予後予測と言われるものもあり、どの期間でどのぐらいの回復をしていないと麻痺の改善は難しいなどいろいろな文献があります。
麻痺の改善のために上肢だけを動かしたり、下肢だけを動かしたりということも言われています。
しかし、その土台となる体幹の活動性をしっかりと向上させていかないと上肢・下肢ともに動きはよくなって来ないのではないかと考えています。
今はエビデンス(科学的根拠)があるものをリハビリとして選択していかなければいけないといわれています。
エビデンスがあるものは、促通反復療法になります。とても有用なもので、私自身も勉強させてもらい臨床でも今では最も使用させていただいています。
上肢・下肢の運動の前に必ず体幹の活動性を向上させるような運動を行ってから促通反復療法を行うようにしています。
その方法がエビデンスがあるのかと言われると研究をしているわけではないので何とも言えませんが、歩行や日常生活動作を行っていく中では動きはスムーズになります。
終わりに
現在は、研修会や勉強会が本当に多くあります。その中で、これが一番効果がある。これをやれば大丈夫とまで言っていないかもしれませんが、不安をあおるような研修会が多くなっているような気がしています。

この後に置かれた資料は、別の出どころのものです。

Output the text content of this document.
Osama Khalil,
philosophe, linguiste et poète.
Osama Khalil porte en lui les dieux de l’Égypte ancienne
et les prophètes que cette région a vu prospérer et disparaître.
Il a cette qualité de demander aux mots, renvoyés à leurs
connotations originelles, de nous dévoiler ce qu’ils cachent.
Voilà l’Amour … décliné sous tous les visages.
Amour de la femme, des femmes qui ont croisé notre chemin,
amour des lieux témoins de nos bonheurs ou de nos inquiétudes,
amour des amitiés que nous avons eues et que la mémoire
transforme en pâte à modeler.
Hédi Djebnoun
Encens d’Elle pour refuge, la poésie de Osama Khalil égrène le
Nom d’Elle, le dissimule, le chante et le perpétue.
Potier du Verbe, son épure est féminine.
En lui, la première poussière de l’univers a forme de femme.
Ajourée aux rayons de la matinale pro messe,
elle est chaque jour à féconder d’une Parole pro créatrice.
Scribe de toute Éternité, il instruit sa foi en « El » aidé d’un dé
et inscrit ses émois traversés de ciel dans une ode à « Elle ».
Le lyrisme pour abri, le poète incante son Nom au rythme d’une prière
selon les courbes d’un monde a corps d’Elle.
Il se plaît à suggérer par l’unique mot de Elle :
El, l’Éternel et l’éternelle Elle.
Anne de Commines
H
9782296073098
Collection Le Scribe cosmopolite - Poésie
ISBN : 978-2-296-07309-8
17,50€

いろいろな研修会・勉強会に参加して思うことは、似たり寄ったりのことを言っているような気がしています。やり方に患者さんを当てはめるのではなく、患者さんに合わせてやり方を変えていけるように、セラピストは引き出しを多く持つことが大切なのでと思います。
なにかの手技を突き詰めていくことも素敵なことで、とても大変なことだと思います。一つの手技だけでなくいろいろな引き出しを持てるように私自身もゆっくりと勉強をしていきたいと思います。
昔のように研修会・勉強会に行きまくるようなことはできなくなりましたが、できる範囲で行きたいと思います。